J'ai hâte. Tellement hâte qu'il s'endorme. Si impatiente que mon cœur tient à peine en place dans ma poitrine. Si tant est que j'en ai réellement un. Ces derniers mois, on m'a souvent fait comprendre que je n'étais qu'un monstre. Un monstre sans cœur, dépourvu de toute humanité, annonciateur de souffrances et de morts. Ces mots m'ont été répétés tellement de fois que j'ai fini par m'y faire. Par les croire. Par me persuader qu'un monstre n'a pas de cœur. Il ne peut pas en avoir. Les battements que j'entends résonner à l'intérieur de moi ne sont autres que le fruit de ma propre imagination, et rien d'autre.

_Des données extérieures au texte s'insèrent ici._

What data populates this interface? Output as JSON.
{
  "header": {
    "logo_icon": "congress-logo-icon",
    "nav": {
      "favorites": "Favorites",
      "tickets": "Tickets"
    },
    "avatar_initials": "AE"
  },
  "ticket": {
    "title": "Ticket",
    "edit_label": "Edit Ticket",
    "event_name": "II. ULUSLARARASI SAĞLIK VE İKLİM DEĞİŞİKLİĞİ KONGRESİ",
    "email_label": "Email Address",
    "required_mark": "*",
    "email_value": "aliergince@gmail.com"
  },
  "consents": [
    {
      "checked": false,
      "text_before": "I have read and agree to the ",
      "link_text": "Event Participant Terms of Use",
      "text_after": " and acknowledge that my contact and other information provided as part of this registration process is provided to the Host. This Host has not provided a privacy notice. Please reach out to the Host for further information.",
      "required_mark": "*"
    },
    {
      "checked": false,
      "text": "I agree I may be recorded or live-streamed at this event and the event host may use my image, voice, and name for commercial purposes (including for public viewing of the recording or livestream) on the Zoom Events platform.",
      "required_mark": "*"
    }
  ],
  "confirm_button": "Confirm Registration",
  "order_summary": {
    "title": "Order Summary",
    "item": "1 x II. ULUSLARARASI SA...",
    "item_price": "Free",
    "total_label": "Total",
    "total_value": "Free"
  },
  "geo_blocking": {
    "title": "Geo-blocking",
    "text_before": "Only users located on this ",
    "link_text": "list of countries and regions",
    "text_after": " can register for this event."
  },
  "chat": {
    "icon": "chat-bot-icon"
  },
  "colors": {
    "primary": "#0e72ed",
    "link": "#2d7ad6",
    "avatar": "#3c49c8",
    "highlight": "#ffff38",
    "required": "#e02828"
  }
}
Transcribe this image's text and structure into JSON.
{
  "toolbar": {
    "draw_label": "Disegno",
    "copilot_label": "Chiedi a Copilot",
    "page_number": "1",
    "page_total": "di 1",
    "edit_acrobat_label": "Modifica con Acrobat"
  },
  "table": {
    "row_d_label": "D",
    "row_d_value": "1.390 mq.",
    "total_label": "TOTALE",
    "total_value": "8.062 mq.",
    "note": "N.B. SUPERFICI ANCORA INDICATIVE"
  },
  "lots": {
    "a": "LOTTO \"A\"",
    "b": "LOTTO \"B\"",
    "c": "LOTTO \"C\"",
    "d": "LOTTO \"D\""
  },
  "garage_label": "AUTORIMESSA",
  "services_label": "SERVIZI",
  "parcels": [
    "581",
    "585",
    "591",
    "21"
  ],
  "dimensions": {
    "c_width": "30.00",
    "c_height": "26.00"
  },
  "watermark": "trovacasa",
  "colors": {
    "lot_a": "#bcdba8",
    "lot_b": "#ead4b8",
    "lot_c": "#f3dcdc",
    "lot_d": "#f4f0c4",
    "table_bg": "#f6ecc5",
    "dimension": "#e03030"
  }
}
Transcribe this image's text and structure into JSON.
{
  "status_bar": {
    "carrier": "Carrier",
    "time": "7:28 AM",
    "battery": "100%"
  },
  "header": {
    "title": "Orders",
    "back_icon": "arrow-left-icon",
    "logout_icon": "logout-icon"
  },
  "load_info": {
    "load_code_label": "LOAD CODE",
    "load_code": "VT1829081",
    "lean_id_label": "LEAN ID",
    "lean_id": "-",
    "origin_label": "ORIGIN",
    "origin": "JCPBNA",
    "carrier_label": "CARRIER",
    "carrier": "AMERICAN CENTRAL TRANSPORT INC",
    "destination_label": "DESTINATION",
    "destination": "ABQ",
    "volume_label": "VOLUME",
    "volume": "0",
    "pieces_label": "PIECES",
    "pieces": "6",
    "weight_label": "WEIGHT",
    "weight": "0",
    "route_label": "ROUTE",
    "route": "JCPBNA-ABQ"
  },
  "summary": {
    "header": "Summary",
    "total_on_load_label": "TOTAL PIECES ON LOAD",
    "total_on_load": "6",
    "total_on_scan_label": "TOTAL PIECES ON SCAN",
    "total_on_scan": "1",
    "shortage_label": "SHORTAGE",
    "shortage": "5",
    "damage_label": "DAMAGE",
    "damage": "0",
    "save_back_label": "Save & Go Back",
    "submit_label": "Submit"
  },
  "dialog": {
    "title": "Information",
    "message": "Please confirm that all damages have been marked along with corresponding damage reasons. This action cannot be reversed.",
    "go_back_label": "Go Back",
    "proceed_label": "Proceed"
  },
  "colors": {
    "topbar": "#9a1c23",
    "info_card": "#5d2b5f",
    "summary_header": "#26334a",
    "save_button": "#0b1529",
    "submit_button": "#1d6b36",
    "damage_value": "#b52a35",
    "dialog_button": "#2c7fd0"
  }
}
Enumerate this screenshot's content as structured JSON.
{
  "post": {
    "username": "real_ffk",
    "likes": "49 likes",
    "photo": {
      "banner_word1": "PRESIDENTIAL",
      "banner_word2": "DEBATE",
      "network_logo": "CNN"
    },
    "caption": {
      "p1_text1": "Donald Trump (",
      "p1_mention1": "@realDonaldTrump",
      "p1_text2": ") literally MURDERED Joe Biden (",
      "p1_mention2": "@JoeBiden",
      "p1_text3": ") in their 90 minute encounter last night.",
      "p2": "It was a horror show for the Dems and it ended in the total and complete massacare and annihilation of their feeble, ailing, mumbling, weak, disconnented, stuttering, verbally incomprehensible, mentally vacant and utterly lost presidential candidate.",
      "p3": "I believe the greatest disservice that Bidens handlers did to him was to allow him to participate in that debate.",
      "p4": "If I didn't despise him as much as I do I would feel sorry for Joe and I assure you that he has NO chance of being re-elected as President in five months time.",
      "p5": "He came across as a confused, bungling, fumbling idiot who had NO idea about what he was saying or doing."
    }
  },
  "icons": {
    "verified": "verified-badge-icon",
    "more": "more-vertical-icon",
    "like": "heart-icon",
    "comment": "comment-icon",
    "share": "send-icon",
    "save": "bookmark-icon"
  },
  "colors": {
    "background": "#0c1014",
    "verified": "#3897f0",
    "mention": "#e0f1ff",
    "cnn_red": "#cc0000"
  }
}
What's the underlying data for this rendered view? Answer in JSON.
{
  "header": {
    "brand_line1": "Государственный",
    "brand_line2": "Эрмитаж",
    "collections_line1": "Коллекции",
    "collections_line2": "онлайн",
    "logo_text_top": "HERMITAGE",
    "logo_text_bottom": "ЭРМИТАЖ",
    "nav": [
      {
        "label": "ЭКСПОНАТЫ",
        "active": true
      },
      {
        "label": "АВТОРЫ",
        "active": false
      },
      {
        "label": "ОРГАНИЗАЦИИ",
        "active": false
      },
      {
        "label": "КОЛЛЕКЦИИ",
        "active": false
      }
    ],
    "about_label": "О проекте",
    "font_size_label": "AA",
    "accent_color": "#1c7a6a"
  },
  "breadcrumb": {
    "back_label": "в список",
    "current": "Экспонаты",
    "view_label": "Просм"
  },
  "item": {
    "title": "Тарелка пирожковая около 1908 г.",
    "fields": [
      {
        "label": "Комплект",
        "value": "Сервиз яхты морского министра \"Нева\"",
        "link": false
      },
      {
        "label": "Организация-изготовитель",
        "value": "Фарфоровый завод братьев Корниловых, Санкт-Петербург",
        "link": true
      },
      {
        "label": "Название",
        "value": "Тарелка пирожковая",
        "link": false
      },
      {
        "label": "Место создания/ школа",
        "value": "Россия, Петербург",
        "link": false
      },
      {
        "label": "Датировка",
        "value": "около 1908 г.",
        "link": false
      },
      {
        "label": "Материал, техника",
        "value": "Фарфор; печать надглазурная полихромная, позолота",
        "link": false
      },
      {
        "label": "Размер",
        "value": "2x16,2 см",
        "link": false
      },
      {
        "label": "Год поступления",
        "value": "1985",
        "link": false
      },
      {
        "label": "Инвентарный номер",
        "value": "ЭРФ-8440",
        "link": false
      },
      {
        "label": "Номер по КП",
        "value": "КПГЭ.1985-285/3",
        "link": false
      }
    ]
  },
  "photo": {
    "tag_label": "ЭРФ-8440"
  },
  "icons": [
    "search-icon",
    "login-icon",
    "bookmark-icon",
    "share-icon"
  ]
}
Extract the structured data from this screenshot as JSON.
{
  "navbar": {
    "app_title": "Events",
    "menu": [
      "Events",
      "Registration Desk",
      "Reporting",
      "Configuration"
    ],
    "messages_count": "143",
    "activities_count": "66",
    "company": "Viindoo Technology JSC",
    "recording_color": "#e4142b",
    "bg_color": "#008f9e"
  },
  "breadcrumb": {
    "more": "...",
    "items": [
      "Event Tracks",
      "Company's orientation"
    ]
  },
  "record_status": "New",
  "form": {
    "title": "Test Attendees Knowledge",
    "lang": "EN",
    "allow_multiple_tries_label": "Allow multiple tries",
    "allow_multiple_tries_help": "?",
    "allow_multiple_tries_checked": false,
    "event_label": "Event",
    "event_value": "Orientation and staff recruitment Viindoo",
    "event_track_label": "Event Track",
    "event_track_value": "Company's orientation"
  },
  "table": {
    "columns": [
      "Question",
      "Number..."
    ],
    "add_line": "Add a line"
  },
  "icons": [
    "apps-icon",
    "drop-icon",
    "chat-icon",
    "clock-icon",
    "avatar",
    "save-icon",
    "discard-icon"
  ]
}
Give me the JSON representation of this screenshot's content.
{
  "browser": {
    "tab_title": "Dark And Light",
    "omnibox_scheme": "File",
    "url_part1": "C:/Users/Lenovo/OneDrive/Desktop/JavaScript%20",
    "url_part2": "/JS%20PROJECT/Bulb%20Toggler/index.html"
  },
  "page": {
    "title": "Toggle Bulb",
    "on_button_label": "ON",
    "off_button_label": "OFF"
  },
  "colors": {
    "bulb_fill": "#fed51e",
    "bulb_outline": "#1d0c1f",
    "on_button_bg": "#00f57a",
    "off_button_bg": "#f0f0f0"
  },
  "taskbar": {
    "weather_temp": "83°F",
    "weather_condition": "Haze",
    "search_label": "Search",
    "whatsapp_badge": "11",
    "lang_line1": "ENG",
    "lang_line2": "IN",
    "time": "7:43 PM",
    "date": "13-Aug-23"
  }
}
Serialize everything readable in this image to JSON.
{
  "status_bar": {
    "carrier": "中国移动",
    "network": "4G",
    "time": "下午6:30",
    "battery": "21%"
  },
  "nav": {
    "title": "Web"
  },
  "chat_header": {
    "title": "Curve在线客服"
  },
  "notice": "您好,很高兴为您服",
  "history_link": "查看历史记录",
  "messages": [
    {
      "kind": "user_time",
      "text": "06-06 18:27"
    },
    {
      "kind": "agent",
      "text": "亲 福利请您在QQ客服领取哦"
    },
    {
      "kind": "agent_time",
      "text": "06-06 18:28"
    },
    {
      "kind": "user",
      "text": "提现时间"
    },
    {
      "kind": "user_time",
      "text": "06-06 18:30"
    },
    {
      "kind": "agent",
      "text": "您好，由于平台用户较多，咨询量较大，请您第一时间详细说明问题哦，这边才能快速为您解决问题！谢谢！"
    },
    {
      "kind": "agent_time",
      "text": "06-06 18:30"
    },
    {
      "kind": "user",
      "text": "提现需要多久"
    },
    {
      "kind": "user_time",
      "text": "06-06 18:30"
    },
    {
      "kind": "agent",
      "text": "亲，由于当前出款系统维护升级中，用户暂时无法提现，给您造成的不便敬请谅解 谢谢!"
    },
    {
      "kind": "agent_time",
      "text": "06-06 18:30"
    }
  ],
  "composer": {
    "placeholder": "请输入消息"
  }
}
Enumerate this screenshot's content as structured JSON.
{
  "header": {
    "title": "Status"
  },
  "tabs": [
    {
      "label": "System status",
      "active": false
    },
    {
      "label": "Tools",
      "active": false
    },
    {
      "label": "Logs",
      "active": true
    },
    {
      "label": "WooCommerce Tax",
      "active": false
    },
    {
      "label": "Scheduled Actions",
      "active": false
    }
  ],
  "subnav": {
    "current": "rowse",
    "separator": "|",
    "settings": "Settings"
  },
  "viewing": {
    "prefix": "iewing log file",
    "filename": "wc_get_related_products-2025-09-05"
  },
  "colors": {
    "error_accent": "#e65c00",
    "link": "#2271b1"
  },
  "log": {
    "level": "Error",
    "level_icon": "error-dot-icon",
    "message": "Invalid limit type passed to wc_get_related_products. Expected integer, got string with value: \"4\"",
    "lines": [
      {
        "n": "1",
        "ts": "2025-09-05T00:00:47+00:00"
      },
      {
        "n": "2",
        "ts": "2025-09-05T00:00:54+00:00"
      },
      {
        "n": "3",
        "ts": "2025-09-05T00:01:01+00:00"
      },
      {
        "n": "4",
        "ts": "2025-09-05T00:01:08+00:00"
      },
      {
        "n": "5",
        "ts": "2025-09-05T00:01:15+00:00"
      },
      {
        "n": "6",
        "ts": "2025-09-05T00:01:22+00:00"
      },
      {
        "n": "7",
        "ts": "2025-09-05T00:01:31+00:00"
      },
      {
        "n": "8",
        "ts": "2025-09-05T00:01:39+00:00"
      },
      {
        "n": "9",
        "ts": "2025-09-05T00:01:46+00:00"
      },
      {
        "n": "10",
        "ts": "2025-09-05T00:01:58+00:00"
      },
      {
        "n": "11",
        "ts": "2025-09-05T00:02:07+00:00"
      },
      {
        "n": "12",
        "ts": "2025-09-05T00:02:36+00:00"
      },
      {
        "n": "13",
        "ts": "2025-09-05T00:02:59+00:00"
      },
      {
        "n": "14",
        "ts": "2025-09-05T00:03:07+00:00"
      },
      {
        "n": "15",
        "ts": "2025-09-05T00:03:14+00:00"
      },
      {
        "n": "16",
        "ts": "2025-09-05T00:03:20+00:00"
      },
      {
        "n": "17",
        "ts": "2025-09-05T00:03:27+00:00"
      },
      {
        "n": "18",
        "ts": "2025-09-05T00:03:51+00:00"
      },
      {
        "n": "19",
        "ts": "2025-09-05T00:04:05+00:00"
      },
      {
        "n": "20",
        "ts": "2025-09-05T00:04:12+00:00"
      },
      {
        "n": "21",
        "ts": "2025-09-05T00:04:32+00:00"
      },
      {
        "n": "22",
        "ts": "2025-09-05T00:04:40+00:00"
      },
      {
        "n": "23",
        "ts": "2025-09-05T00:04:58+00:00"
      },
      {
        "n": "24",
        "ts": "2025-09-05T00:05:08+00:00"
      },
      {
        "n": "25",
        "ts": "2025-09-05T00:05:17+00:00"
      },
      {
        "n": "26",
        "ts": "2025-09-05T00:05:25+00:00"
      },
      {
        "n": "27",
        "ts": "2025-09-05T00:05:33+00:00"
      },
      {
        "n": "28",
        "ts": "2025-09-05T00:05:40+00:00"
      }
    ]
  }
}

-Toujours aussi ponctuelle, résonne sa voix.

-Toujours, murmuré-je.

Je lisse les rares petits plis de ma robe noire agrémentée de dentelle et me rapproche doucement de lui, un sourire naissant au bord de mes lèvres rouge sang. C'est fou comme il me ressemble. Il me dépasse un peu niveau taille, mais niveau ressemblance faciale, il n'y a pas photo. Cela m'étonne qu'aujourd'hui encore, personne ne l'ait compris. Pas même lui.

Je suis prête à parier qu'au fond de lui, il doit s'en douter. Il ne peut pas nier cette ressemblance, ni ce besoin qu'il a de répondre à l'appel de l'instrument précieux détenu actuellement par mes mains.

-Prêt à entendre la vérité, mon cher Isaac ?

-Je n'ai pas vraiment le choix, cingle ce dernier.

Ses yeux marron me transpercent du regard avec toute la haine que j'ai désormais pris l'habitude de voir dans chaque personne osant poser les yeux sur moi. Je sais qu'il concentre toute son attention sur moi pour éviter de regarder la fourche. Il croit peut-être que cela fonctionne, mais ce qu'il ignore, c'est que l'appel deviendra de plus en plus fort à mesure qu'il osera le repousser. Et tôt ou tard, il y succombera.

-Je te promets que je ne lui ferai aucun mal, tu as ma parole.

-Encore faudrait-il que la parole d'une Démone vaille quelque chose.

Il est clair que d'ordinaire, je tiens rarement ma parole. Mais parfois, il m'arrive d'y parvenir. Tout dépend des événements à venir.

-De toute façon, comme tu l'as si bien dit, tu n'as pas le choix.

Je souris un peu plus afin de le provoquer.

-Dis-le moi, qu'on en finisse.

Je ferme les yeux afin de faire apparaître, derrière lui, un tabouret noir. Je ne me lasserai jamais des effractions de rêve. Pouvoir tout contrôler est quelque chose de difficile à atteindre. Or, dans une effraction de rêve, il n'y a rien de plus simple. Je peux faire apparaître ce qu'il me chante. C'est moi qui détermine le début et la fin du rêve. Moi, et personne d'autre.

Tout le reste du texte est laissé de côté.